Mereka membuat keributan setelah berpura-pura saling kenal sebelum mereka bisa diperkenalkan, dan bahkan menyebutkan berita terkini tentang keluarga.

“Apa...? Tentu saja, kupikir aku harus menghafal semuanya.”

Sekarang aku pikir-pikir, tidak banyak gadis muda yang mengoleksi semua potret diri mereka dan menghafalnya dengan membandingkan nama dan keluarga mereka.

Aku diam-diam menelan air mataku ketika menyadari betapa rusaknya pendidikan Korea yang selama ini menganggap bahwa tujuan dari belajar adalah menghafal.

“Untungnya, itu tidak sia-sia.”

Dengan semua informasi terkini tentang para bangsawan dan setiap keluarga di kepalaku, aku dapat menavigasi percakapan dengan lancar dan menghindari interupsi yang canggung.

Namun itu hanya sementara.

Aku mendengar percakapan yang tampaknya menyerang aku dari suatu tempat.

“Sepertinya dia sudah mempersiapkan banyak hal sebelum debutannya, tapi dia harus konsisten kapan pun dan di mana pun untuk menjadi seorang wanita yang rendah hati.”

Duke Serig, salah satu anggota Senat, menyela aku dengan nada sarkastis.

Ia dengan lembut mengingat kejadian ketika aku menyerbu ke pesta seorang bangsawan biasa dan menampar pipi Baron Marco.

Setelah insiden publik dengan putrinya Emmanuel, mustahil bagi Serig untuk memiliki perasaan baik terhadap aku.

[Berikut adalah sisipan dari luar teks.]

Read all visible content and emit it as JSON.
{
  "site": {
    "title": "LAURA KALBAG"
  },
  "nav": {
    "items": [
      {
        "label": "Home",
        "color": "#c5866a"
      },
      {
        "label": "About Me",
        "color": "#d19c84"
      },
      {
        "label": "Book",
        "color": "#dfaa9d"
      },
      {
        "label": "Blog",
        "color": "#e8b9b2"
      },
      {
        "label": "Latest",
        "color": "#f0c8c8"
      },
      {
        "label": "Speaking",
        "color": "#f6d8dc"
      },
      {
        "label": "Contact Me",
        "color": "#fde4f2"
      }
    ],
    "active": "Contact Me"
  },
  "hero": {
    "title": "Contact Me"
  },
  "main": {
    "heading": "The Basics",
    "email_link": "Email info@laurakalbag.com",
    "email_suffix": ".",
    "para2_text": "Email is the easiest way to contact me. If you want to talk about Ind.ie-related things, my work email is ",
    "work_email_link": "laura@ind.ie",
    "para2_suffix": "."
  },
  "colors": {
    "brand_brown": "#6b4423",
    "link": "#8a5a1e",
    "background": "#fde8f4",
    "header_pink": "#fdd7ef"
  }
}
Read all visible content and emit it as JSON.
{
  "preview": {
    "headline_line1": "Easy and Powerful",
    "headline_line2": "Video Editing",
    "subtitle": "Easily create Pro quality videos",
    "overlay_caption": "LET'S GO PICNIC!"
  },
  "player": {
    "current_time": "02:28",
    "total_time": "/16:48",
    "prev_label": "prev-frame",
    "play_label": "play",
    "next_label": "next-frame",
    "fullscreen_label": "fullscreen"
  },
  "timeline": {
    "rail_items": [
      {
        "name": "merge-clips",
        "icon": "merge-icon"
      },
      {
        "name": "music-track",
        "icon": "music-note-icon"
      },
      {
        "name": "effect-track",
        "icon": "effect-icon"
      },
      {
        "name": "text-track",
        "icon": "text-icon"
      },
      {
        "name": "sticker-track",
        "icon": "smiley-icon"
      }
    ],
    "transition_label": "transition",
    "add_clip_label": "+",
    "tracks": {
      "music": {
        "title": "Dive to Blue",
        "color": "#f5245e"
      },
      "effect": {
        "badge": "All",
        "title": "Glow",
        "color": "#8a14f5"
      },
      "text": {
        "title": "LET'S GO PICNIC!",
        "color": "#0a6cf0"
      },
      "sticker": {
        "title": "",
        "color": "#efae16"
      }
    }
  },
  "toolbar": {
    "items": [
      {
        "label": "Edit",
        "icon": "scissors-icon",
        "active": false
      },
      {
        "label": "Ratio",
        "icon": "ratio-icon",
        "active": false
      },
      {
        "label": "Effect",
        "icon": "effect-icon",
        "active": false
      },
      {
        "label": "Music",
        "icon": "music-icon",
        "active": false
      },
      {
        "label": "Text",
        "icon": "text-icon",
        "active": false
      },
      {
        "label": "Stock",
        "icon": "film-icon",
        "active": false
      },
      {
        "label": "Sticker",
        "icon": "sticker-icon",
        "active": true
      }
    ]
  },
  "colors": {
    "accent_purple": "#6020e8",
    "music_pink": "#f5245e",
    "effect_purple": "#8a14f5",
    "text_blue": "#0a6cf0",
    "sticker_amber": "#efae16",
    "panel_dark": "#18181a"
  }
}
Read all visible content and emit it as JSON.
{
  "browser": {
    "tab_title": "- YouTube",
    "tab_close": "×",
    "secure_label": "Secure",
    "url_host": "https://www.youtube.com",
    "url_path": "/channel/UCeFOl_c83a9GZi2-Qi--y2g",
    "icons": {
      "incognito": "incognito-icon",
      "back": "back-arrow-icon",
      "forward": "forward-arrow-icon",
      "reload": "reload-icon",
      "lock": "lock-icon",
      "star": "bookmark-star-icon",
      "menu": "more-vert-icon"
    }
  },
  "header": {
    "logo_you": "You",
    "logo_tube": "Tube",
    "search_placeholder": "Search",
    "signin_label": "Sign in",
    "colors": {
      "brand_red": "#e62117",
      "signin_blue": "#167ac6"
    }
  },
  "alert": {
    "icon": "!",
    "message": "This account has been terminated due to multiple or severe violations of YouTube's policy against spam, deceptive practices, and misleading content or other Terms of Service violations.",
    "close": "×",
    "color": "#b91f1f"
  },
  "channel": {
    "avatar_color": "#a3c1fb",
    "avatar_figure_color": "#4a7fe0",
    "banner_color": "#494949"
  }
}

Bahkan jika aku tidak melakukan itu, Duke Serig mungkin akan menuduhnya melakukan perilaku seperti Deborah dulu.

“Begitu ya, Duke Serig.”

Aku menatapnya dengan mata dingin, mengangkat kipasku yang berwarna merah darah, dan memainkannya.

Ketika aku mengingatkannya tentang insiden kipas dengan baron, dia sedikit mengernyitkan bibirnya.

“Aku juga setuju dengan kata-kata Duke Serig.”

“Benarkah begitu?”

“Itulah sebabnya aku tidak tahan dengan standar ganda Baron Marco, yang berpura-pura menjadi birokrat jujur ​​di depan dan menipu di belakang.”

“Dan itukah sebabnya kau memukul seseorang dengan kipas? Bukankah itu terlalu sombong?”

“Apakah kamu membela seseorang yang melakukan perzinahan?”

Ketika aku berbicara dengan suara keras, seolah-olah ingin didengar oleh para wanita di sekitarku, ekspresi Duke Serig sedikit berkerut.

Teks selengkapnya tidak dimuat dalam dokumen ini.